Retention maths: pick a window that satisfies the longest legitimate need — typically 90 days for operational logs, longer only where an audit obligation requires it — and enforce it with index rollover so old logs age out automatically rather than accumulating as latent GDPR liability. If logs carry any residual personal data, that window is a hard ceiling, not a default.

Common Mistakes #

  1. Logging raw request URLs with query strings. Tokens, session IDs, and email addresses ride in query parameters and land permanently in your log store. Right: strip the query and redact patterns before serialization.
  2. Redacting after the fact. Scrubbing PII with a downstream cleanup job leaves a window where raw data sat on disk and in transit. Right: redact as a processor in the emit path, before the line is written.
  3. No correlation ID. Without a trace ID, concurrent workers interleave into logs you cannot untangle. Right: bind a trace ID at the pipeline boundary and carry it through every line.
  4. Letting the process own log transport. Shipping logs synchronously inside the crawler couples fetch throughput to log-store availability. Right: print JSON, let a forwarder buffer and ship independently.
  5. Unbounded log retention. Keeping logs forever turns them into an ever-growing store of personal data with no lawful basis for the age. Right: set and enforce a documented retention window with automatic rollover.

Frequently Asked Questions #

Why JSON logs instead of formatted text with a good log format? #

Because every field becomes independently queryable the moment it lands. A well-formatted text line still forces a regex to extract the status code or the trace ID at search time, and that regex breaks the first time the format shifts. JSON gives the log store typed fields it can index, filter, and aggregate directly — you can compute an error rate per host, or pull every line for one trace_id, without parsing prose. The cost is slightly larger lines, which compression on the shipping path erases.

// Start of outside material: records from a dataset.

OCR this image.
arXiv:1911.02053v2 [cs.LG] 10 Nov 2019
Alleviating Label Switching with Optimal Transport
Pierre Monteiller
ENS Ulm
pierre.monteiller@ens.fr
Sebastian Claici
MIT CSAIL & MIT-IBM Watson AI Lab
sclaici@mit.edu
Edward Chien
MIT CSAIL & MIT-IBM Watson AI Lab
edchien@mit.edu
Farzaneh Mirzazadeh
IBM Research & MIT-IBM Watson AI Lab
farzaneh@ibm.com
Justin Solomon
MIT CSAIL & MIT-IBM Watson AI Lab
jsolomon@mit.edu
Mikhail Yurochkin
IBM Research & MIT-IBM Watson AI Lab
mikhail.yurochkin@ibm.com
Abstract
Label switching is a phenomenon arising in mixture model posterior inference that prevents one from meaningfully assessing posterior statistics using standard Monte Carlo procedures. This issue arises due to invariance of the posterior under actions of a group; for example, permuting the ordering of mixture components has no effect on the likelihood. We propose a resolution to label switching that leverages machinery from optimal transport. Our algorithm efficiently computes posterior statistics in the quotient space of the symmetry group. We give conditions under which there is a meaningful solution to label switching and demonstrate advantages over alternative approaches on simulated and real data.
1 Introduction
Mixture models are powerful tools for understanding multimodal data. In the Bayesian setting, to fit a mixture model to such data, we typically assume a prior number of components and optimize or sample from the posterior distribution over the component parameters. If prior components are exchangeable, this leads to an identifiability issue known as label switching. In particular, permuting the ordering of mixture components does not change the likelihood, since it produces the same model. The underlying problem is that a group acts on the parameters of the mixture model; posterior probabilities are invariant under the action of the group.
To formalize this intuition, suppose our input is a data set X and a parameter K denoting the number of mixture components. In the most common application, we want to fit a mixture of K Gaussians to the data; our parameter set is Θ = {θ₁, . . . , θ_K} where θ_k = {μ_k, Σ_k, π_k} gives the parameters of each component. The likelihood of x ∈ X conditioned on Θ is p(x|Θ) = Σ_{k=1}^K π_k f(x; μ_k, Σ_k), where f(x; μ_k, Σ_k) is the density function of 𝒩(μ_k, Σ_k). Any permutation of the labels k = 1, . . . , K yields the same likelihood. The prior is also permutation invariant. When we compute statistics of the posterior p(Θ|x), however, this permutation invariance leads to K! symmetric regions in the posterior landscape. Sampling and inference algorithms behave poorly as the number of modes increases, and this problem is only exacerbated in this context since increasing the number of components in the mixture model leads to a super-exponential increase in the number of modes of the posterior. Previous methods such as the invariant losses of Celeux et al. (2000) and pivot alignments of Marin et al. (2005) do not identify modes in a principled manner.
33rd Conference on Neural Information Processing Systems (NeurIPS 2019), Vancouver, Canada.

Where should PII redaction happen — in the app or in the log pipeline? #

As early as possible, which means inside the application’s own logging pipeline, as a processor that runs before the line is serialized and written. Redacting downstream — in the forwarder or the log store — means raw personal data already touched local disk and travelled over the network, which is exactly the exposure you are trying to prevent. Fail the redaction step closed: if the processor errors, drop the line rather than risk emitting un-redacted data.

Should I ship to Elasticsearch or Loki? #

They optimise for different things and pair well. Elasticsearch indexes every field, giving fast arbitrary search and aggregation, at higher storage and compute cost — ideal for the recent window you actively debug and audit against. Loki indexes only labels and stores the rest compressed, which is far cheaper for long-horizon retention where you rarely search but must keep the record. A common setup ships to both: Elasticsearch for the last few weeks, Loki for the months you retain for compliance.

Do crawler logs fall under GDPR? #

If they contain personal data, yes — logs are a data store like any other. A log line holding a scraped email address, a person’s name in a URL path, or any identifier is subject to the same storage-limitation and right-to-erasure obligations as your warehouse. The two defences are redaction at source, so logs hold as little personal data as possible, and a bounded, documented retention window enforced by automatic rollover so nothing lingers past its lawful basis.